Sleeping under the trees... the nap is a vigil during which our brain invents the most incredible scenarios.
The paradoxical sleep is the one that induces dreams, our mind uninhibitedly spreads its desires, its sorrows and its contradictions. The new series by Ugo Schildge synthesizes several years of research around Nature and the human body by introducing surreal elements into the composition that prevent us from positioning ourselves in time or space.
Faithful to his practice of timelessness, the artist evokes his phantasmagorical visions, those which come to him in dreams and which under an apparent incoherence, are the reflection of his unconscious. Ugo Schildge used to draw from an external repertoire, takes an introspective turn and lets us glimpse a part of himself that was foreign to us.
Recomposing the dream, however, induces taking again the control of the images and sensations experienced, so this is an interpretation more than a transcription. Ugo Schildge's technique takes time and requires amount of labor and patience - cutting and modeling the wood strips, embedding them, applying the concrete liquid and pigmented material, letting it dry... this methodical work is in essence opposed to the rapid and intuitive expression of the dream. The compositions are thought out, structured and evoke as usual an amalgam of various mythologies.
Contrary to a widespread belief, the dream is not a film, it is not "in motion", the dream is characterized by a succession of fixed images which form in a few seconds these strange sequences which illustrate our sleep . The artist works in the same way, his works are a superposition of images with no apparent link that he assembles to create a new Truth, a new Beauty.
Ugo Schildge also introduces the theme of the voyeur in the new work. He places himself as an observer of deeply intimate scenes. A voyeur of his own life, “La sieste à Giverny” is the first self-portrait of the artist in its own right. It evokes real and imaginary memories, invokes its own intimacy. This is the first time that the artist has given such a personal view of his work.
The other compositions in the series, notably "Suzanne" "Daphne" and the "Venus Anadyomene" freely refer to subjects from Greco-Roman mythology and Ovid's Metamorphoses. We find here the traditional inspirations of the artist. Ugo Schildge pushes further his homage to classical art with “Le dessert” whose architectural structure is reminiscent of the clumsy perspectives of the early Italian Quattrocento and primitive painters.
The inspiration of the artist, whether conscious or not, draws its source from the great subjects of the Art History. “We are the sum of our experiences” in the context of artistic experience, this addition of visual memories mixed with historical references places the artist in a very eclectic and deeply unique pictorial movement.

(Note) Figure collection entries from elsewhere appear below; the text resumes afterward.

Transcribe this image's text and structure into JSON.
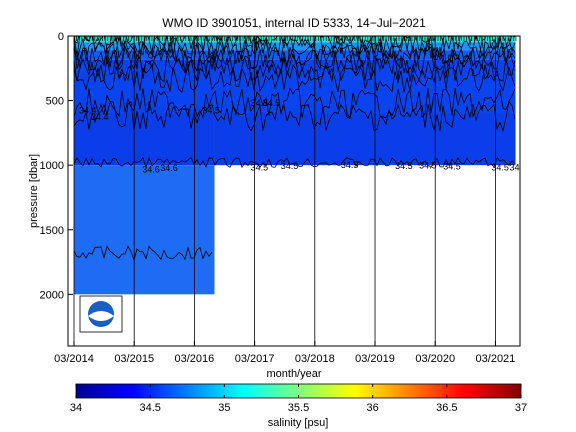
{
  "chart_data": [
    {
      "type": "heatmap",
      "title": "WMO ID 3901051, internal ID 5333, 14−Jul−2021",
      "xlabel": "month/year",
      "ylabel": "pressure [dbar]",
      "x_tick_labels": [
        "03/2014",
        "03/2015",
        "03/2016",
        "03/2017",
        "03/2018",
        "03/2019",
        "03/2020",
        "03/2021"
      ],
      "y_tick_labels": [
        "0",
        "500",
        "1000",
        "1500",
        "2000"
      ],
      "x_range": [
        "2014-03",
        "2021-07"
      ],
      "ylim": [
        0,
        2400
      ],
      "y_reversed": true,
      "profile_depth_segments": [
        {
          "from": "2014-03",
          "to": "2016-07",
          "max_pressure": 2000
        },
        {
          "from": "2016-07",
          "to": "2021-07",
          "max_pressure": 1000
        }
      ],
      "salinity_bands": [
        {
          "pressure_to": 50,
          "salinity": 35.1,
          "color": "#22e0cc"
        },
        {
          "pressure_to": 110,
          "salinity": 34.95,
          "color": "#1898ff"
        },
        {
          "pressure_to": 180,
          "salinity": 34.75,
          "color": "#0c5cf8"
        },
        {
          "pressure_to": 600,
          "salinity": 34.5,
          "color": "#0a44ee"
        },
        {
          "pressure_to": 1000,
          "salinity": 34.45,
          "color": "#0b3ee8"
        },
        {
          "pressure_to": 2000,
          "salinity": 34.6,
          "color": "#1e6cf4"
        }
      ],
      "contour_labels": [
        "34.4",
        "34.4",
        "34.5",
        "34.5",
        "34.5",
        "34.6",
        "34.5",
        "34.5",
        "34.5",
        "34.5",
        "34.5",
        "34.5",
        "34.6",
        "34.5",
        "34.6"
      ],
      "colorbar": {
        "label": "salinity [psu]",
        "range": [
          34,
          37
        ],
        "tick_labels": [
          "34",
          "34.5",
          "35",
          "35.5",
          "36",
          "36.5",
          "37"
        ],
        "colormap": "jet"
      },
      "grid": "vertical lines at x ticks",
      "logo": "noaa-logo"
    }
  ]
}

Ugo Schildge is neither a sculptor nor a painter, neither figurative nor abstract, neither realist nor surrealist, neither contemporary nor classical…
He draws from the universal repertoire to allow his work to echo everyone, he creates a new symbolic vocabulary, with the underlying ambition of calling us to resist the speed of our time. It invites us to take the time to sleep under the trees, to appreciate boredom, to listen to Nature and to love ourselves in its protective bosom.